Because of my childhood, wakes and funerals are exhausting. But, this Saturday morning, I take out a crisp, white shirt, a dark suit, and that tie that comes out only now and again. I remember my mother, and my chest tightens. I remember friends who died much too young, tragedies that still are incomprehensible to me.
Every man will tell you that grief, true and deep grief, comes in waves. Its sting might lessen over time, but it never truly vanishes. A part of us always mourns for the dead, and that is a good thing. It means we really did love them, and they really did love us.
We long for them.
At the wake, I shake my friend’s hand with two hands. When his eyes moisten, I cannot help but give him a hug. I can’t believe you’re here, he says.
I was very moved, I say, to read the obituary, how your father emigrated from Italy, was one of nine children, how hard he worked as a carpenter. He must be so proud of you.

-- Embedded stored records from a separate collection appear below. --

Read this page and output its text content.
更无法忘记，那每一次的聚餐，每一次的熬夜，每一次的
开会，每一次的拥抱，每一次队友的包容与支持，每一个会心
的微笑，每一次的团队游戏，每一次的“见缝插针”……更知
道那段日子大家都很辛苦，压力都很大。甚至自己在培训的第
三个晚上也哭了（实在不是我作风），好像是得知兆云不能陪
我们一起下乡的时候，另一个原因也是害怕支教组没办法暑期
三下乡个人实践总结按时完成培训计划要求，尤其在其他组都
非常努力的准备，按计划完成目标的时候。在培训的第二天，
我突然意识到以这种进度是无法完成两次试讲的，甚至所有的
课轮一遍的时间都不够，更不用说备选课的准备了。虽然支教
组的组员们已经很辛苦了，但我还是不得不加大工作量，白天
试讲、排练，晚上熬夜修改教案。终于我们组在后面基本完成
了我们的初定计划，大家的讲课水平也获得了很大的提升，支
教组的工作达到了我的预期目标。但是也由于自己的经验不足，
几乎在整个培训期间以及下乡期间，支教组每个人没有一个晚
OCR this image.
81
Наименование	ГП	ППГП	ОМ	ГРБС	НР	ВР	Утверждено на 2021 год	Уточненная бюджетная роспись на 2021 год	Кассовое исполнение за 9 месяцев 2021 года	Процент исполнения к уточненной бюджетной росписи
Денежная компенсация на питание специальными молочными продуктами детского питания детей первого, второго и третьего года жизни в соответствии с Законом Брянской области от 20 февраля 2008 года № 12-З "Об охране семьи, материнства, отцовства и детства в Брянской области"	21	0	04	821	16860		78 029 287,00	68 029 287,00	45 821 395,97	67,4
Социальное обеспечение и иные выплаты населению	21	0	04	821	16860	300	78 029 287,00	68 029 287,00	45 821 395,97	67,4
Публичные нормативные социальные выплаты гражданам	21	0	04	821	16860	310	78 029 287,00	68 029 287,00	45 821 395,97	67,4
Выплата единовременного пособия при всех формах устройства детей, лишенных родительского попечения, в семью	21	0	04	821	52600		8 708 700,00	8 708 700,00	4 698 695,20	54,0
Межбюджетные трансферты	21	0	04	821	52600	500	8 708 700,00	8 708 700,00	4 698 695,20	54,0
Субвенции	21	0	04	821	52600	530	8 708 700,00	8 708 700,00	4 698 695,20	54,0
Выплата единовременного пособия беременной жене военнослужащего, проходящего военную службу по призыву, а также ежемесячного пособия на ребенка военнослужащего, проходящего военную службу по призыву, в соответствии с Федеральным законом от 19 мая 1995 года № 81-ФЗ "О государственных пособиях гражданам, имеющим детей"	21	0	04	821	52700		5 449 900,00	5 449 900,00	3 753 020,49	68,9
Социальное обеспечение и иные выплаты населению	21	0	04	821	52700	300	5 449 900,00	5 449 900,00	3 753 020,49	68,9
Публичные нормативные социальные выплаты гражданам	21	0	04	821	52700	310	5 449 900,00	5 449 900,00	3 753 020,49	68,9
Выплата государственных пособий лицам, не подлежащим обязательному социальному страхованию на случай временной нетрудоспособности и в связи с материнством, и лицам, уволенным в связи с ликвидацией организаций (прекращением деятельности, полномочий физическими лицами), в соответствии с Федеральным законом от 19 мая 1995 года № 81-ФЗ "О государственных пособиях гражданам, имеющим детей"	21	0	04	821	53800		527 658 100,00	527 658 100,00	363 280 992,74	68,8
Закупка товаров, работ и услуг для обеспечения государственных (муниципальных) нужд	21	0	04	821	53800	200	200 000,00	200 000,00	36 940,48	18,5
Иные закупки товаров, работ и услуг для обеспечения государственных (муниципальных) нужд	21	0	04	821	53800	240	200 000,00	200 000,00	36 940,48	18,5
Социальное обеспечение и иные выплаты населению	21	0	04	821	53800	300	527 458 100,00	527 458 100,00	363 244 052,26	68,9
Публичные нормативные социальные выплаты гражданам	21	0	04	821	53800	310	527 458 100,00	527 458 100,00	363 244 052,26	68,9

My friend’s eyes moisten again. We need to get together, he says.
Yes, I’ll follow up.
He introduces me to his mother. Her eyes are glazed and fragile, a look of shock and piercingly deep, deep sadness. I pause.
Gently, I offer her my hand. Nonna, I say with the greatest of care, I am so sorry for your loss, my condolences. Her eyes moisten, and she softly thanks me.
With that, I say goodbye to her. Five seconds.
There’s a very powerful metaphor in the Hebrew and the Christian Scriptures: God is a river, teeming with life, coursing through a parched desert. Everything the river touches instantly becomes cool and vibrant and alive.
Much of the Middle East is very hot and dry, and the occasional oasis must have appeared like a miracle.
I like rivers, I like them a lot. There’s something life-giving about them.
I’ll end this post with a video from last weekend. If you turn on the sound, you’ll hear birds, and the steady and calming sound of riffles. If you look closely, you may see some bugs flying around. A more careful look may show a trout quickly sipping a bug off the water’s surface.
A river is full of life, in perpetual motion. It conquers death.